Amazon has also acquired a site used as a major promotion hub by its arch-rivals: the big publishing houses. This is a bad day for them.

Goodreads, unlike Amazon, is a community. Its reviews and opinions have more credibility because they are tied to user profiles. Amazon now inherits this infrastructure, as well as Goodreads’ mechanisms for users to discover new books, which are varied well beyond Amazon’s (fairly banal, in my experience) recommendation algorithms.

Let me tell you my ultimate worry, far beyond this acquisition: too much control of artistic expression … and not just too much corporate control in general, but control by a single corporation whose primary desire is to make as much money as possible, rather than to foster a diversity of meaningful and skillful literary voices. Making money is what corporations are for, after all, but at a certain point some additional responsibility should kick in. Imagine books reduced to the lowest-common-denominator of so much television programming. Propaganda, even if of the highly-entertaining variety. Or mere mush for our brains. Or imagine a system wherein it becomes not easier but significantly more difficult for writers, save a select few proven moneymakers, to reach readers. 
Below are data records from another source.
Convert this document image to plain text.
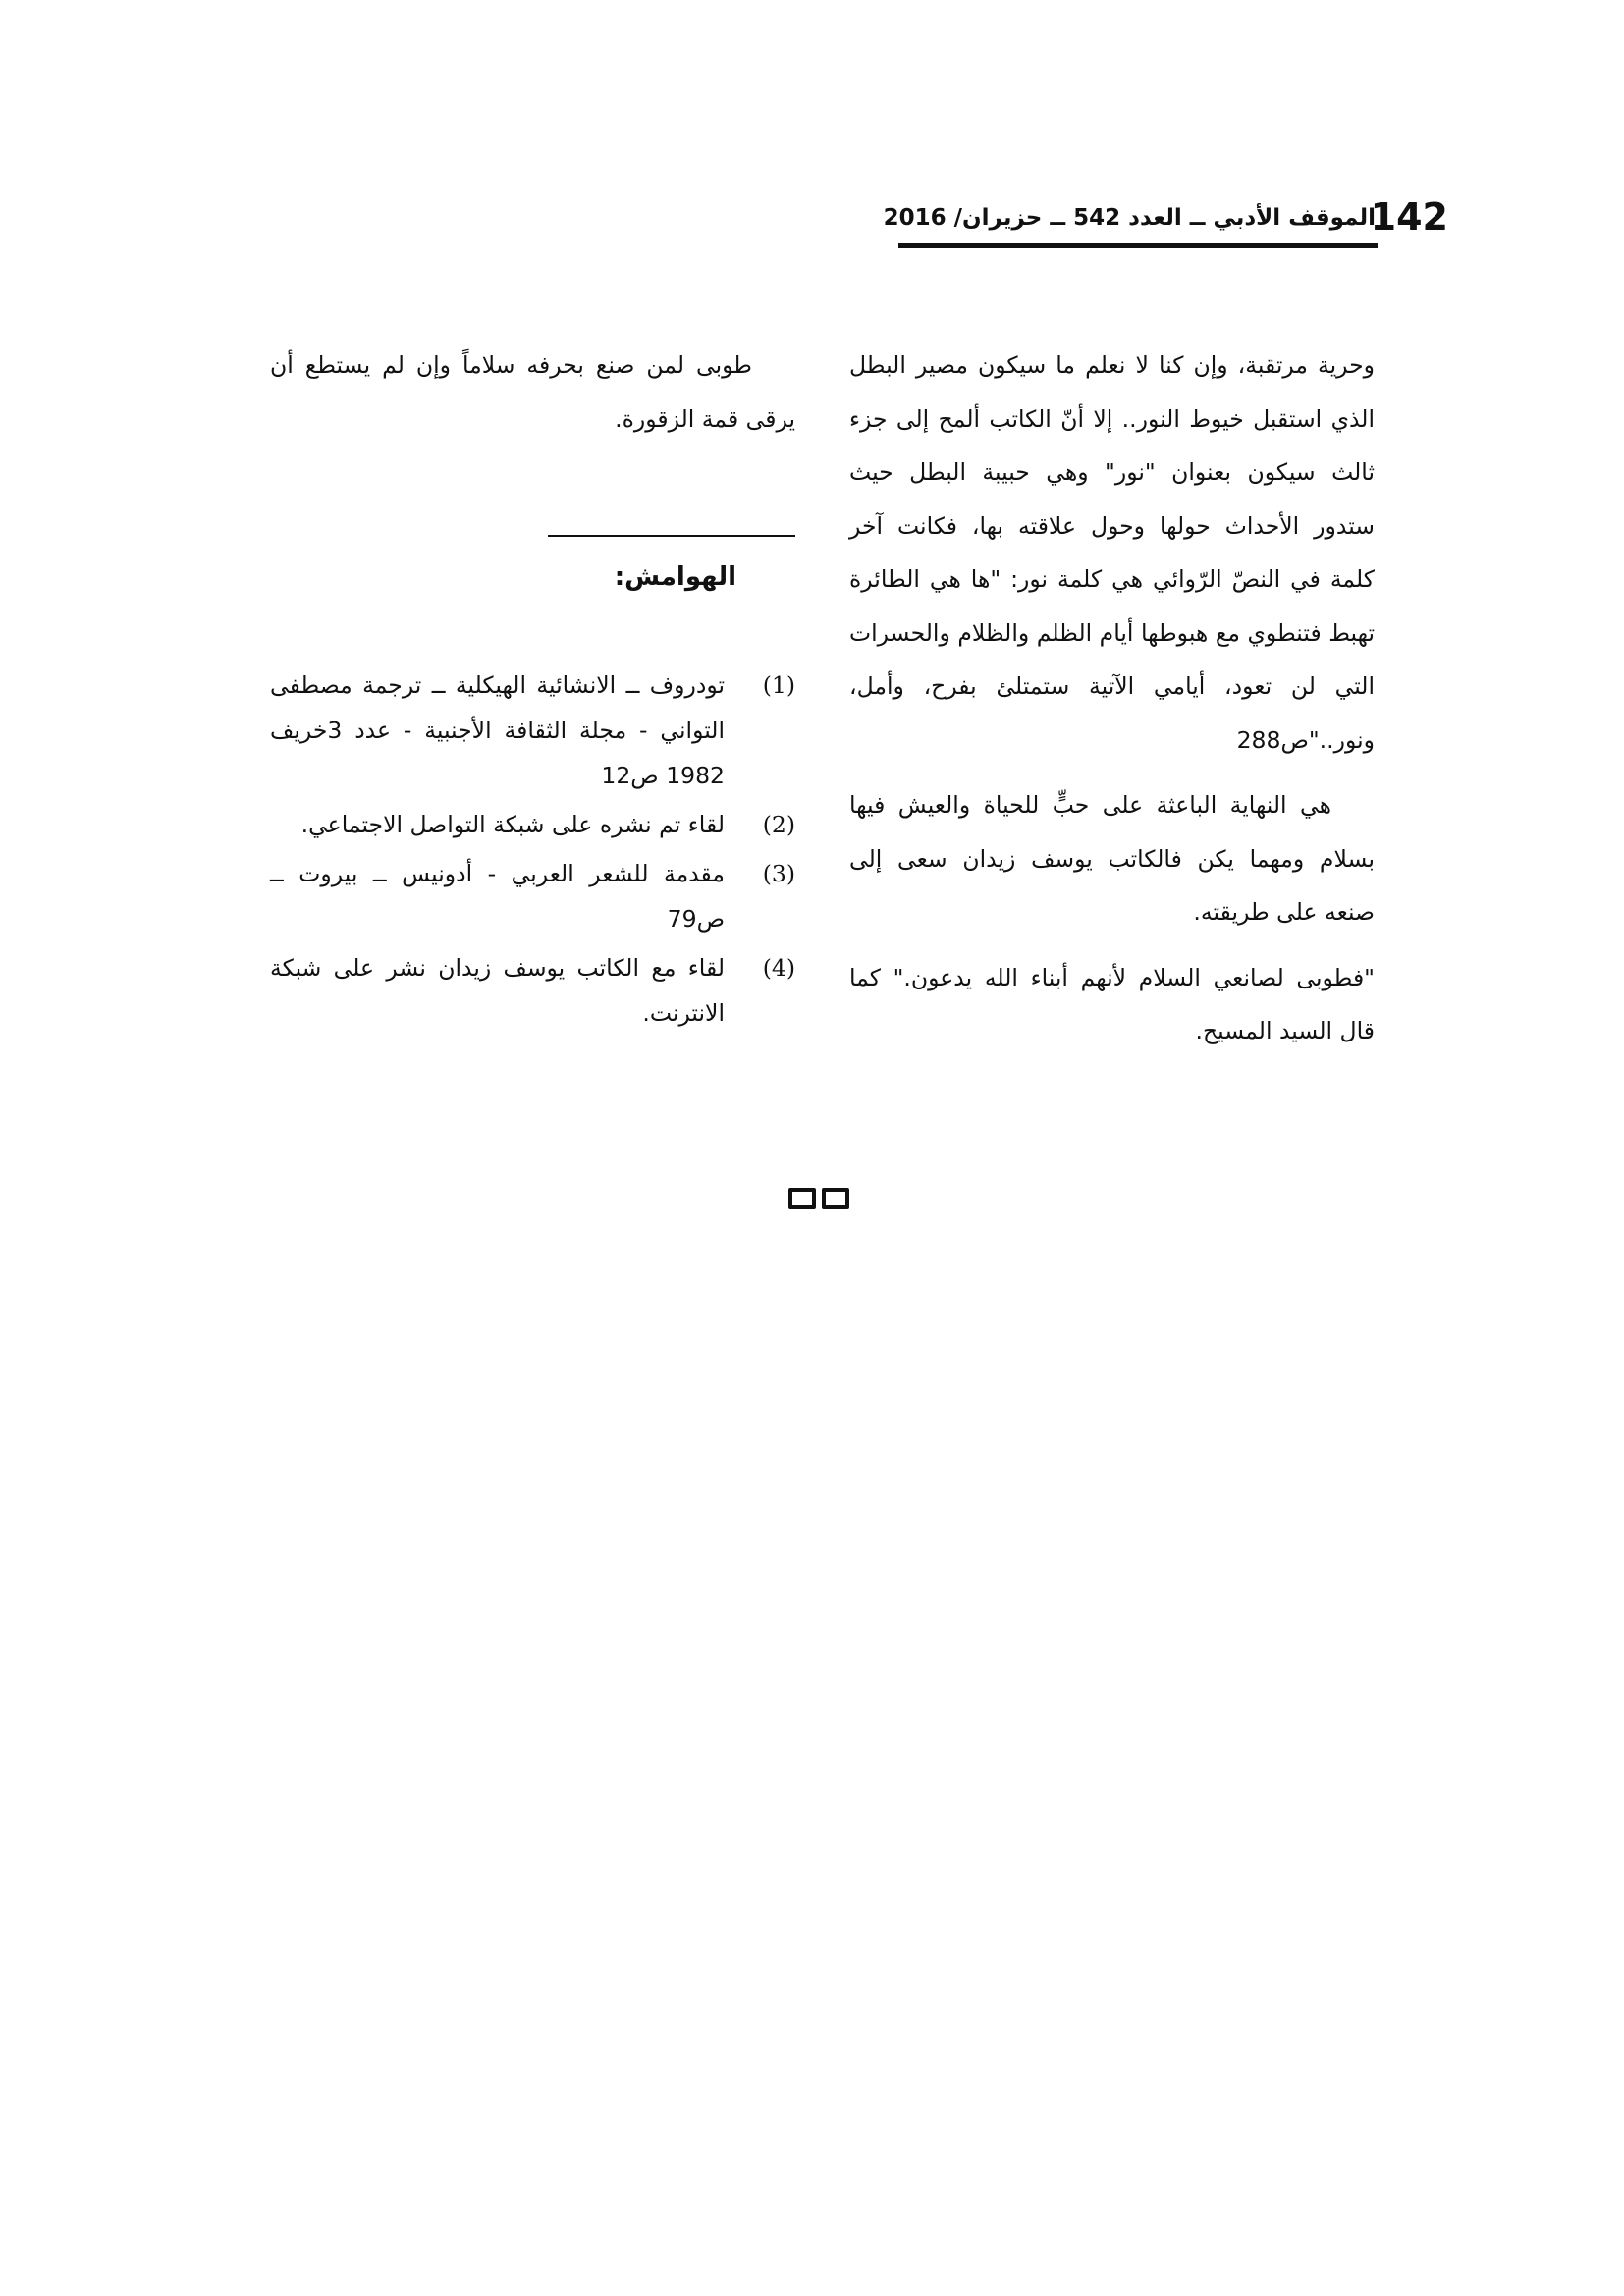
142
الموقف الأدبي ــ العدد 542 ــ حزيران/ 2016

وحرية مرتقبة، وإن كنا لا نعلم ما سيكون مصير البطل الذي استقبل خيوط النور.. إلا أنّ الكاتب ألمح إلى جزء ثالث سيكون بعنوان "نور" وهي حبيبة البطل حيث ستدور الأحداث حولها وحول علاقته بها، فكانت آخر كلمة في النصّ الرّوائي هي كلمة نور: "ها هي الطائرة تهبط فتنطوي مع هبوطها أيام الظلم والظلام والحسرات التي لن تعود، أيامي الآتية ستمتلئ بفرح، وأمل، ونور.."ص288

هي النهاية الباعثة على حبٍّ للحياة والعيش فيها بسلام ومهما يكن فالكاتب يوسف زيدان سعى إلى صنعه على طريقته.

"فطوبى لصانعي السلام لأنهم أبناء الله يدعون." كما قال السيد المسيح.

طوبى لمن صنع بحرفه سلاماً وإن لم يستطع أن يرقى قمة الزقورة.

الهوامش:
(1)
تودروف ــ الانشائية الهيكلية ــ ترجمة مصطفى التواني - مجلة الثقافة الأجنبية - عدد 3خريف 1982 ص12
(2)
لقاء تم نشره على شبكة التواصل الاجتماعي.
(3)
مقدمة للشعر العربي - أدونيس ــ بيروت ــ ص79
(4)
لقاء مع الكاتب يوسف زيدان نشر على شبكة الانترنت.
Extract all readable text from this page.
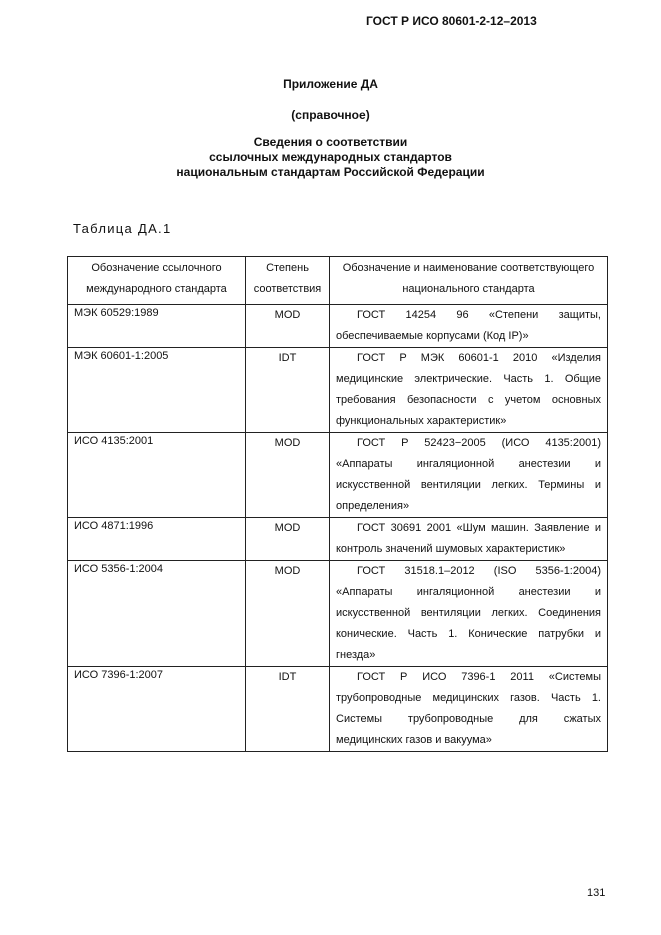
ГОСТ Р ИСО 80601-2-12–2013
Приложение ДА
(справочное)
Сведения о соответствии
ссылочных международных стандартов
национальным стандартам Российской Федерации
Таблица ДА.1
Обозначение ссылочного международного стандарта	Степень соответствия	Обозначение и наименование соответствующего национального стандарта
МЭК 60529:1989	MOD	ГОСТ 14254 96 «Степени защиты, обеспечиваемые корпусами (Код IP)»
МЭК 60601-1:2005	IDT	ГОСТ Р МЭК 60601-1 2010 «Изделия медицинские электрические. Часть 1. Общие требования безопасности с учетом основных функциональных характеристик»
ИСО 4135:2001	MOD	ГОСТ Р 52423−2005 (ИСО 4135:2001) «Аппараты ингаляционной анестезии и искусственной вентиляции легких. Термины и определения»
ИСО 4871:1996	MOD	ГОСТ 30691 2001 «Шум машин. Заявление и контроль значений шумовых характеристик»
ИСО 5356-1:2004	MOD	ГОСТ 31518.1–2012 (ISO 5356-1:2004) «Аппараты ингаляционной анестезии и искусственной вентиляции легких. Соединения конические. Часть 1. Конические патрубки и гнезда»
ИСО 7396-1:2007	IDT	ГОСТ Р ИСО 7396-1 2011 «Системы трубопроводные медицинских газов. Часть 1. Системы трубопроводные для сжатых медицинских газов и вакуума»
131
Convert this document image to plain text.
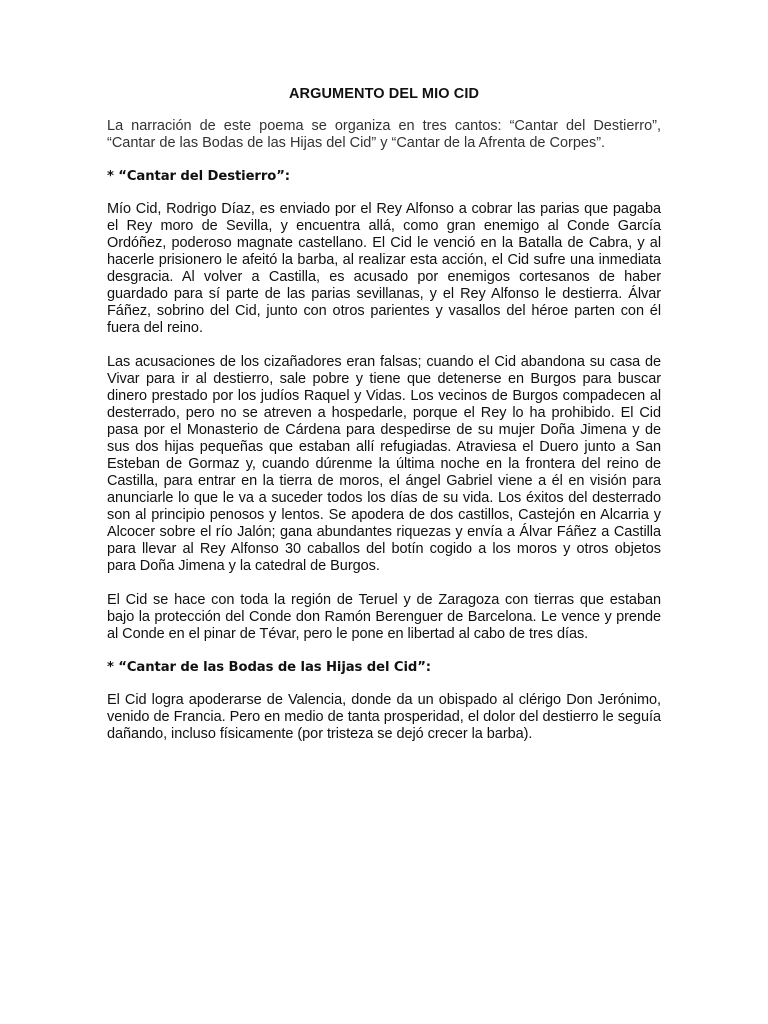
ARGUMENTO DEL MIO CID

La narración de este poema se organiza en tres cantos: “Cantar del Destierro”, “Cantar de las Bodas de las Hijas del Cid” y “Cantar de la Afrenta de Corpes”.

* “Cantar del Destierro”:

Mío Cid, Rodrigo Díaz, es enviado por el Rey Alfonso a cobrar las parias que pagaba el Rey moro de Sevilla, y encuentra allá, como gran enemigo al Conde García Ordóñez, poderoso magnate castellano. El Cid le venció en la Batalla de Cabra, y al hacerle prisionero le afeitó la barba, al realizar esta acción, el Cid sufre una inmediata desgracia. Al volver a Castilla, es acusado por enemigos cortesanos de haber guardado para sí parte de las parias sevillanas, y el Rey Alfonso le destierra. Álvar Fáñez, sobrino del Cid, junto con otros parientes y vasallos del héroe parten con él fuera del reino.

Las acusaciones de los cizañadores eran falsas; cuando el Cid abandona su casa de Vivar para ir al destierro, sale pobre y tiene que detenerse en Burgos para buscar dinero prestado por los judíos Raquel y Vidas. Los vecinos de Burgos compadecen al desterrado, pero no se atreven a hospedarle, porque el Rey lo ha prohibido. El Cid pasa por el Monasterio de Cárdena para despedirse de su mujer Doña Jimena y de sus dos hijas pequeñas que estaban allí refugiadas. Atraviesa el Duero junto a San Esteban de Gormaz y, cuando dúrenme la última noche en la frontera del reino de Castilla, para entrar en la tierra de moros, el ángel Gabriel viene a él en visión para anunciarle lo que le va a suceder todos los días de su vida. Los éxitos del desterrado son al principio penosos y lentos. Se apodera de dos castillos, Castejón en Alcarria y Alcocer sobre el río Jalón; gana abundantes riquezas y envía a Álvar Fáñez a Castilla para llevar al Rey Alfonso 30 caballos del botín cogido a los moros y otros objetos para Doña Jimena y la catedral de Burgos.

El Cid se hace con toda la región de Teruel y de Zaragoza con tierras que estaban bajo la protección del Conde don Ramón Berenguer de Barcelona. Le vence y prende al Conde en el pinar de Tévar, pero le pone en libertad al cabo de tres días.

* “Cantar de las Bodas de las Hijas del Cid”:

El Cid logra apoderarse de Valencia, donde da un obispado al clérigo Don Jerónimo, venido de Francia. Pero en medio de tanta prosperidad, el dolor del destierro le seguía dañando, incluso físicamente (por tristeza se dejó crecer la barba).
Can Amazon articulate a vision for the future of publishing, preferably one that addresses both the commercial and artistic sides of the endeavor? Would Amazon consider adopting a code of ethics in regard to its treatment of artistic endeavors, similar to the kinds of codes companies dealing in natural resource extraction might develop in regard to the environment? These questions will only become more important as Amazon’s influence continues to grow.